Часа три бродил Женька за стойбищем, трогал цветки и травинки, брал на зуб узкие листики полярной ивы и подолгу смотрел на бегущую, плетеную, как тынзей, струйку ручейка, с журчанием падавшую в маленькое озерцо. Мать, к счастью, никуда не гоняла его, и мальчишки не звали играть. Ему приятно было одному побродить по тундре, послушать тишину утра, постоять, подумать, ощутить лицом дуновение прохладного ветра…
После обеда Женька опять столкнулся с ней у ларя.

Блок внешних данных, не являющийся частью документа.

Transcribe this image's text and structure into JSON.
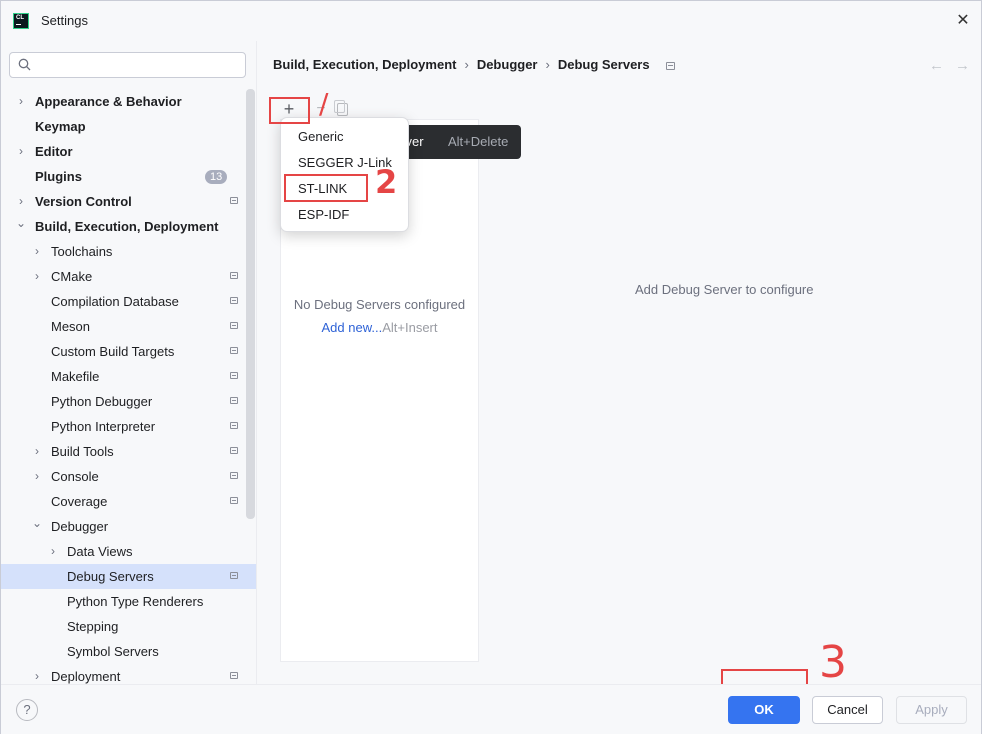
{
  "window": {
    "title": "Settings"
  },
  "search": {
    "placeholder": ""
  },
  "tree": [
    {
      "label": "Appearance & Behavior",
      "bold": true,
      "level": 0,
      "chevron": "right"
    },
    {
      "label": "Keymap",
      "bold": true,
      "level": 0,
      "chevron": ""
    },
    {
      "label": "Editor",
      "bold": true,
      "level": 0,
      "chevron": "right"
    },
    {
      "label": "Plugins",
      "bold": true,
      "level": 0,
      "chevron": "",
      "badge": "13"
    },
    {
      "label": "Version Control",
      "bold": true,
      "level": 0,
      "chevron": "right",
      "project": true
    },
    {
      "label": "Build, Execution, Deployment",
      "bold": true,
      "level": 0,
      "chevron": "down"
    },
    {
      "label": "Toolchains",
      "level": 1,
      "chevron": "right"
    },
    {
      "label": "CMake",
      "level": 1,
      "chevron": "right",
      "project": true
    },
    {
      "label": "Compilation Database",
      "level": 1,
      "chevron": "",
      "project": true
    },
    {
      "label": "Meson",
      "level": 1,
      "chevron": "",
      "project": true
    },
    {
      "label": "Custom Build Targets",
      "level": 1,
      "chevron": "",
      "project": true
    },
    {
      "label": "Makefile",
      "level": 1,
      "chevron": "",
      "project": true
    },
    {
      "label": "Python Debugger",
      "level": 1,
      "chevron": "",
      "project": true
    },
    {
      "label": "Python Interpreter",
      "level": 1,
      "chevron": "",
      "project": true
    },
    {
      "label": "Build Tools",
      "level": 1,
      "chevron": "right",
      "project": true
    },
    {
      "label": "Console",
      "level": 1,
      "chevron": "right",
      "project": true
    },
    {
      "label": "Coverage",
      "level": 1,
      "chevron": "",
      "project": true
    },
    {
      "label": "Debugger",
      "level": 1,
      "chevron": "down"
    },
    {
      "label": "Data Views",
      "level": 2,
      "chevron": "right"
    },
    {
      "label": "Debug Servers",
      "level": 2,
      "chevron": "",
      "project": true,
      "selected": true
    },
    {
      "label": "Python Type Renderers",
      "level": 2,
      "chevron": ""
    },
    {
      "label": "Stepping",
      "level": 2,
      "chevron": ""
    },
    {
      "label": "Symbol Servers",
      "level": 2,
      "chevron": ""
    },
    {
      "label": "Deployment",
      "level": 1,
      "chevron": "right",
      "project": true
    }
  ],
  "breadcrumb": [
    "Build, Execution, Deployment",
    "Debugger",
    "Debug Servers"
  ],
  "nav": {
    "back": "←",
    "forward": "→"
  },
  "toolbar": {
    "add": "+",
    "remove": "−"
  },
  "list": {
    "empty_text": "No Debug Servers configured",
    "add_new_link": "Add new...",
    "add_new_shortcut": "Alt+Insert"
  },
  "config_hint": "Add Debug Server to configure",
  "tooltip": {
    "text": "erver",
    "shortcut": "Alt+Delete"
  },
  "popup_menu": [
    "Generic",
    "SEGGER J-Link",
    "ST-LINK",
    "ESP-IDF"
  ],
  "annotations": [
    "/",
    "2",
    "3"
  ],
  "buttons": {
    "help": "?",
    "ok": "OK",
    "cancel": "Cancel",
    "apply": "Apply"
  },
  "colors": {
    "accent": "#3574f0",
    "annotation": "#e54545",
    "selection": "#d5e1fb",
    "link": "#2e62d6"
  }
}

— Пошли купаться, — внезапно предложила Ленка.
Женька покраснел и пожал плечами.
— Что, не можешь?
— Не могу… — Голос его прозвучал как-то жалобно.
— А я, знаешь, хочу искупаться. Ох, как хочу!
— Ну хорошо, сейчас я позову ребят, — с готовностью сказал Женька.
И скоро трое мальчишек и две девчонки шли к дальнему Утиному озеру.
День был теплый, солнечный, и вода в озере хорошо прогрелась. И все-таки Ленка взвизгнула от холода, когда прыгнула в озеро. Она плыла, высоко закидывая руки, и вода, расходясь в стороны, покачивала осоку. Никто из ребят плавать не мог: в тундре как-то не принято купаться, и поэтому все пришли посмотреть, как это можно по доброй воле влезать в воду да еще плавать.
Впрочем, плавала Ленка недолго. Она выскочила на берег вся посиневшая, кожа на руках и ногах ее покрылась маленькими пупырышками, и зуб не попадал на зуб. Она замахала руками, запрыгала по песку, потом торопливо отжала трусики; хохоча и напевая что-то, вприпрыжку пробежала по берегу и поспешно натянула на мокрое тело платье; оно никак не хотело надеваться, и приходилось силой расправлять каждую складку.
— Ну как, холодно? — спросил Женька.
— Очень, — призналась она.
— Тогда мы поиграем в «пастухи и олени» — сразу согреешься.
— Можно, — согласилась Ленка.
Они вернулись в стойбище. Женька дал ей тынзей и объяснил, как надо бросать: один моток держишь в руке, второй, с особой косточкой на конце, через которую пропущена петля, бросаешь; когда петля накроет жертву, нужно быстро дернуть к себе, чтоб захлестнуть петлю.
— Ну, я буду оленем, а ты — пастухом! Бросай! — И Женька побежал от нее.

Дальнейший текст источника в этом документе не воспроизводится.